Andy Samberg always dreamed of being on Saturday Night Live, and lo and behold, that’s where he wound up in 2005. But last year, he left the show (yes, we're holding back tears) to pursue opportunities elsewhere. A few indie movies, and a bomb at Sony, (That’s My Boy) later, and now he’s starring in his brand new sitcom, Brooklyn 99.
So what’s a "not-ready-for-primetime" player doing in primetime? We asked him.
Do you have a lot of input on the set of Brooklyn 99?
"In this case, because I have a producer title, I have some input. I generally wait for our incredibly talented writers to get through a few drafts of what they’re working on and get notes from the network before I chime in, though, because it’s all going to change anyways. So far, the most [where] I’ve been giving creative input is on set and then between takes, I’ll pitch new jokes or different ways that we can maybe take a scene. It’s been really fun so far."
Do you have to rein in your humor for primetime?
"You are talking to a guy who shot a music video about dicks in boxes. It’s pretty tame for me. Things have gotten so much more lax since I was a kid. The things you can do on a primetime networks now…it’s a lot dirtier. I don’t think it’s going to be a problem and the writing staff is so seasoned, clever, and silly. You can’t curse, that’s the main one. But you can bleep in primetime now. Outside of that, there’s really not much left."
How hard was it to leave SNL?
"I wanted to be on Saturday Night Live since I was eight years old. That was my dream. As soon as I saw it, I was like, 'I’m going to be a part of that, I don’t know how, but I’m going to try to figure it out and find a way.'"
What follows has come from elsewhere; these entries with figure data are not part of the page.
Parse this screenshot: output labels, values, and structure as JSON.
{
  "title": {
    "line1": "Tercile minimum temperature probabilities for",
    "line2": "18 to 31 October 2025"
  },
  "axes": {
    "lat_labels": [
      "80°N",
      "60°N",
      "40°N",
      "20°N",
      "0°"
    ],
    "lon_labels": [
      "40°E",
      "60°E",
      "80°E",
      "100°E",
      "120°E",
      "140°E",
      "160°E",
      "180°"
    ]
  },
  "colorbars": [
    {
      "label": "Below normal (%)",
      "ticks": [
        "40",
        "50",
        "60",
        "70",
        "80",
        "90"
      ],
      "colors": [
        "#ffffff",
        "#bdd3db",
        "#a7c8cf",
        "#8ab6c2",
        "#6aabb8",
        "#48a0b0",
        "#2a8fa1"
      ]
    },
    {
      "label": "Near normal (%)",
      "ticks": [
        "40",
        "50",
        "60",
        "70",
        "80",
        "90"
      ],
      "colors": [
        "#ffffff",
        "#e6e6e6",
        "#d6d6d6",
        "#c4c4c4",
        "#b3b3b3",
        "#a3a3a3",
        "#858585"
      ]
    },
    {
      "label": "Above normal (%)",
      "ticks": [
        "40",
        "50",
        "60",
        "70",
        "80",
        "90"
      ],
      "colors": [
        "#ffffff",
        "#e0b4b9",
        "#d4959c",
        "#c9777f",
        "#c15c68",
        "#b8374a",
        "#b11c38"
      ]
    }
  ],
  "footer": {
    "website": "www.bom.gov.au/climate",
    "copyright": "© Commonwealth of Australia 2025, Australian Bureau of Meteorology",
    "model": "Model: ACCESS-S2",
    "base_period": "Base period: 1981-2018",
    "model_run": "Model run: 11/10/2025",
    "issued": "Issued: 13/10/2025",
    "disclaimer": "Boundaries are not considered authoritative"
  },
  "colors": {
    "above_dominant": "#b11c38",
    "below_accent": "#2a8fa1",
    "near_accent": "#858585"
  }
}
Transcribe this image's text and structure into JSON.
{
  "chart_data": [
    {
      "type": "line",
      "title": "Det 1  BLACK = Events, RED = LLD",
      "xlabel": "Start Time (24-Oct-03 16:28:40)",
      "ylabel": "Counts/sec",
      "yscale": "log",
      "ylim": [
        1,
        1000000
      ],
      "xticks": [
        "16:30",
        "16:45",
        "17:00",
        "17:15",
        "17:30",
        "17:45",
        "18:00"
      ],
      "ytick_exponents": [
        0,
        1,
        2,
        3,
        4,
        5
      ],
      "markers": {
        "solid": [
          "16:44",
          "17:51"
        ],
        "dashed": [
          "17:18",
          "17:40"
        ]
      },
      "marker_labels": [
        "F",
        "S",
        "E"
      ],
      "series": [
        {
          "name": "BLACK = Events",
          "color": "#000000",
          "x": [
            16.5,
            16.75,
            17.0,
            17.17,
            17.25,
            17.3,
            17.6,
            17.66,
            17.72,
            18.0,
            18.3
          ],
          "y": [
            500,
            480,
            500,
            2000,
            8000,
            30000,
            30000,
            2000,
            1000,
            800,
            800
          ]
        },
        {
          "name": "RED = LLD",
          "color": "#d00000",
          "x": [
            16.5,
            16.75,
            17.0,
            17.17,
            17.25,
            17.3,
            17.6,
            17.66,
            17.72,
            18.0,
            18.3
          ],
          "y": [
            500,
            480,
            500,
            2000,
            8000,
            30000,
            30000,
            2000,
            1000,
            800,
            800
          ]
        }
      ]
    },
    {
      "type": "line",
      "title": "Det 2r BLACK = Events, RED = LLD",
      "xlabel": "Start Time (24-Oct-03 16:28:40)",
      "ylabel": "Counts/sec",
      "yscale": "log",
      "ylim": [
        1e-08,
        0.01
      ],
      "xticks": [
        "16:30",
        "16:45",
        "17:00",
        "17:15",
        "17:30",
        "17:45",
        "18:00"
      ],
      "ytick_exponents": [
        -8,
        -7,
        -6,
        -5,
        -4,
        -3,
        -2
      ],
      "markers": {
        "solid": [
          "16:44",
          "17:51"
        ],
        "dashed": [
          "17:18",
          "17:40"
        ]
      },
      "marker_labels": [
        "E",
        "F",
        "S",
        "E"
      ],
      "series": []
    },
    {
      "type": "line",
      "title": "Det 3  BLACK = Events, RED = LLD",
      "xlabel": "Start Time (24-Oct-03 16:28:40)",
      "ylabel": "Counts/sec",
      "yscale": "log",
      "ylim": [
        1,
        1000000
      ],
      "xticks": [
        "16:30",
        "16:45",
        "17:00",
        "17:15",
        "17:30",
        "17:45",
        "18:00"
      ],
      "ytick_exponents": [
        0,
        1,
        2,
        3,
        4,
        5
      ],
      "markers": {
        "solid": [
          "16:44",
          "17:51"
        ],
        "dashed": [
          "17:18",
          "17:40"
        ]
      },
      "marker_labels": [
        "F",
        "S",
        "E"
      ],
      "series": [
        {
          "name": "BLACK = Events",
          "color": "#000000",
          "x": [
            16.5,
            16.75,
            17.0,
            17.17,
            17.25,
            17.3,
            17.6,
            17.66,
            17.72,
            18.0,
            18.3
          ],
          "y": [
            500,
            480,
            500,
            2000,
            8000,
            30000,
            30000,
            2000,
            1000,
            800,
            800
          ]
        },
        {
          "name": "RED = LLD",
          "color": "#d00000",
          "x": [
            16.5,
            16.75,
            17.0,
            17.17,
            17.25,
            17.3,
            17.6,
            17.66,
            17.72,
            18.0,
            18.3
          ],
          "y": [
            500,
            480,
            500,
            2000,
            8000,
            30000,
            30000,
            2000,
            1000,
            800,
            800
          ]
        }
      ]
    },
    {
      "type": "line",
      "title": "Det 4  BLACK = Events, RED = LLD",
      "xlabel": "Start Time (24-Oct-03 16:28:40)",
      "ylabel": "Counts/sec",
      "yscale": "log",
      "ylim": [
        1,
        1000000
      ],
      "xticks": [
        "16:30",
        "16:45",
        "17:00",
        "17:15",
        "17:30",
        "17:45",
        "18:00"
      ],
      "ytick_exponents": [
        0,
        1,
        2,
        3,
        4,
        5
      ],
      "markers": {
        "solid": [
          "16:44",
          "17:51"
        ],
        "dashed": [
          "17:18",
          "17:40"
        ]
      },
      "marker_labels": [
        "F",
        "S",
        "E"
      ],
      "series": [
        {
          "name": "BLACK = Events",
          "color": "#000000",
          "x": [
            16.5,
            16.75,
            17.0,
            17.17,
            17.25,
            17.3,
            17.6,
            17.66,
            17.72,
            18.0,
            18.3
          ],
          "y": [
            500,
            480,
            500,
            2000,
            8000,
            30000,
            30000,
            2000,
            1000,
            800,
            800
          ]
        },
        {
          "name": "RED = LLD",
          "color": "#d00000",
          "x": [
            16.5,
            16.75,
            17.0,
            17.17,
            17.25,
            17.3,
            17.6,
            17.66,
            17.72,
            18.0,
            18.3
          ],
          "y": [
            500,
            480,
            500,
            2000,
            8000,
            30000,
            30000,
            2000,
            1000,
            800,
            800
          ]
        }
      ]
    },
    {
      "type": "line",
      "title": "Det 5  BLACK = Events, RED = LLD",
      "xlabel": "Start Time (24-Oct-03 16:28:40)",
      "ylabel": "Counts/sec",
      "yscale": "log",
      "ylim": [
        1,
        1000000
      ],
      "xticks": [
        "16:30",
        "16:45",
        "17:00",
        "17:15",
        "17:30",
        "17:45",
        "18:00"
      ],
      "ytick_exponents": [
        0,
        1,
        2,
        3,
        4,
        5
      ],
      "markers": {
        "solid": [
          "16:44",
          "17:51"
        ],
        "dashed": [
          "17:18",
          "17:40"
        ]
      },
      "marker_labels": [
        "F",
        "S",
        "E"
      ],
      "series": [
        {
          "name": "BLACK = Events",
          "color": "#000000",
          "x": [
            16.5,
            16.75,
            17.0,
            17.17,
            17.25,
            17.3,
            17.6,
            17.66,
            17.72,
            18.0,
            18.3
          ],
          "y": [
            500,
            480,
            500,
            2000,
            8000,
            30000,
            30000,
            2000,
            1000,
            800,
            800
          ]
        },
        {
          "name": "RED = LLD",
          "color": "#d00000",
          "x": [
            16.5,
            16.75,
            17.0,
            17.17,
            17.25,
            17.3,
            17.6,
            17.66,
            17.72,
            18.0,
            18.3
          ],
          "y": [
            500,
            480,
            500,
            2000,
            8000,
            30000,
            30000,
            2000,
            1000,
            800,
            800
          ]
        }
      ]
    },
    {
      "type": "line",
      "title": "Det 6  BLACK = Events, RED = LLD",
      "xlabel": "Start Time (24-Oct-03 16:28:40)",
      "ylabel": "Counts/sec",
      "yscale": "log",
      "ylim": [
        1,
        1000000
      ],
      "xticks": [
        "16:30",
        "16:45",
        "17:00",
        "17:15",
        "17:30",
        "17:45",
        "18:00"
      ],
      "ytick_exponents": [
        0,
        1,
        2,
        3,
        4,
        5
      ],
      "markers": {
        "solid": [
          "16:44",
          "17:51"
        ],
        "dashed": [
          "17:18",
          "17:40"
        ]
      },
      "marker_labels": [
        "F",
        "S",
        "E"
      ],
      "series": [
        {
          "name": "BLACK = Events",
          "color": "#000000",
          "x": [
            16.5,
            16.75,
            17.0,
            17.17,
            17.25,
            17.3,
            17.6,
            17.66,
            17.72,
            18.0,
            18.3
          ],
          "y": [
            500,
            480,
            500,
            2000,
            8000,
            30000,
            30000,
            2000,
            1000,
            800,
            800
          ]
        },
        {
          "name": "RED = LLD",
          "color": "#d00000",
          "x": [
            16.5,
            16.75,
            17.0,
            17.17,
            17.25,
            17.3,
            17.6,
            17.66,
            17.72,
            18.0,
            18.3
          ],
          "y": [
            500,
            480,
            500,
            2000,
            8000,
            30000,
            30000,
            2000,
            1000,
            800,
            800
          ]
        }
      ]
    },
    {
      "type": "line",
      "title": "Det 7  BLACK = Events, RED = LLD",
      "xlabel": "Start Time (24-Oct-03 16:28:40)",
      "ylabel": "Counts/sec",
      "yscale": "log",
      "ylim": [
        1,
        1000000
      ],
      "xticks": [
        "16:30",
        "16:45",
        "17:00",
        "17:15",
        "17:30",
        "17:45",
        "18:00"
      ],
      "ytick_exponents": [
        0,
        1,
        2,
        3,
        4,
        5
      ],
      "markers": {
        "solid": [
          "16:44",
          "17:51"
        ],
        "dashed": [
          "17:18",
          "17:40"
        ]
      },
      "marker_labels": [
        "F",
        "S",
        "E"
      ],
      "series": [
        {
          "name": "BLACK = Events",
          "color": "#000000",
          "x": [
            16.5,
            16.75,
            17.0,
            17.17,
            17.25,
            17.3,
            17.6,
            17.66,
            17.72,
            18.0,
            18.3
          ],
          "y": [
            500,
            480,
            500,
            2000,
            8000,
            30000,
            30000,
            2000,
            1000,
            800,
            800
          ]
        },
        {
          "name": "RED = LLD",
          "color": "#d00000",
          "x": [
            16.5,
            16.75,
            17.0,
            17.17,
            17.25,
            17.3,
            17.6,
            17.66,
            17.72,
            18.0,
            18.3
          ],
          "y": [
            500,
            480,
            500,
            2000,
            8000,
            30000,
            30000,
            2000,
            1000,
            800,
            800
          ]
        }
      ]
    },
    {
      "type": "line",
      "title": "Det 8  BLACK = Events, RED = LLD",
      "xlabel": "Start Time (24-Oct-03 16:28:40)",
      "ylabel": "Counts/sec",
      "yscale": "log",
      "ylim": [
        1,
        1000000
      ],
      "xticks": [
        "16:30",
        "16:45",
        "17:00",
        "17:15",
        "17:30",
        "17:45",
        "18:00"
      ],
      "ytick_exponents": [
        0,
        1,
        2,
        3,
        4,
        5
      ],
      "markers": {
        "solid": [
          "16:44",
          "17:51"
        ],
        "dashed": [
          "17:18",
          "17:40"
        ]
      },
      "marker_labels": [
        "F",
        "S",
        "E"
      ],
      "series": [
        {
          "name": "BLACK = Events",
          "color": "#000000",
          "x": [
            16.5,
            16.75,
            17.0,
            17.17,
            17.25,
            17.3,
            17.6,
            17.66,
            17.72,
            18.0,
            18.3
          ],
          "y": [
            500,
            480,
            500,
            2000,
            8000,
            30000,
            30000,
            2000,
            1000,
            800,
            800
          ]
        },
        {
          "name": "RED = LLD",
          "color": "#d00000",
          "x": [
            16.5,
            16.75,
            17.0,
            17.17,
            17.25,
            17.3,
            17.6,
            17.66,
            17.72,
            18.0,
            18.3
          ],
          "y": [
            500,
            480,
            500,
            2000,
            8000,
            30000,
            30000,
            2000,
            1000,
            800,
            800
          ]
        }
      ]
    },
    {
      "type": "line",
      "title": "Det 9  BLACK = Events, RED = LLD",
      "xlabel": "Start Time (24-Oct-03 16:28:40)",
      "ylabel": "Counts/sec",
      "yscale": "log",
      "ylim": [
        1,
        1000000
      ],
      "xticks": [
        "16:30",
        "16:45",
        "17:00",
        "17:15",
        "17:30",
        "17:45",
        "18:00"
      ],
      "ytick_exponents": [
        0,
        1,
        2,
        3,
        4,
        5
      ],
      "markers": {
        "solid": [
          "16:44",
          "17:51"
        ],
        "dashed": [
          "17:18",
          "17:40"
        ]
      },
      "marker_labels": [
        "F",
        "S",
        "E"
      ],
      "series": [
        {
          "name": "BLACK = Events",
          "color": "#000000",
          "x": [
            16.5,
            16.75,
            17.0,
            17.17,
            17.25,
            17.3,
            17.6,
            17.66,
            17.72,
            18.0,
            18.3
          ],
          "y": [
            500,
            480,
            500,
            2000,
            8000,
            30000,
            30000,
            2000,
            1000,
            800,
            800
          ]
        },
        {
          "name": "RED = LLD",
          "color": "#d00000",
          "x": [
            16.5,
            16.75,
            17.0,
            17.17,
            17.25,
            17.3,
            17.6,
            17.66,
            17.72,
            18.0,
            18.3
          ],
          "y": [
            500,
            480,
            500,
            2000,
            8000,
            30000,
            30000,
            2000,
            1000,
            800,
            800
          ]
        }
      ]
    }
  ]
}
So you were pretty driven.
"Frankly, I didn’t think SNL was going to happen. 'Cause I didn’t do Groundlings or Second City or any of that stuff. I did some standup, which I loved, but mostly I was doing writing with [friends] Akiva [Schaffer] and Jorma [Taccone] and doing our website and our films and stuff, which ironically ended up being what we did on SNL. But when we got hired, that wasn’t the plan or anything. We got lucky. We met people and ultimately that was what got us the job — writing on the movie awards on MTV when Jimmy Fallon hosted. And we were splitting one writer’s paycheck, I think it was four to 500 bucks split three ways before taxes. We met everyone who worked at SNL and they recommended us to Loren [Michaels] and then all of a sudden, we were there auditioning and got hired and it was just insane."
So why did you leave?
"I just knew that it was time for me to go. I was just exhausted. We officially made like 101, 102 digital shorts, but we actually made 120, 130, and that was doing that every week on top of the show, which everyone already describes as the most grueling schedule in comedy. So, we were basically doing like two shows a week every week. Not sleeping. I just got worn out. It was definitely the hardest decision I’ve ever made in my career. SNL is the biggest thing that’s ever happened to me, still. I definitely wanted to make movies. I did do two. I like how both turned out. I want to do more. I’ve done some voice-over in animated movies. I made a show for the BBC in England, which was a lot of fun and maybe we’ll do more than that. As long as I’m doing things that I think are good and generally doing things that I think are funny, I feel like I’m doing okay."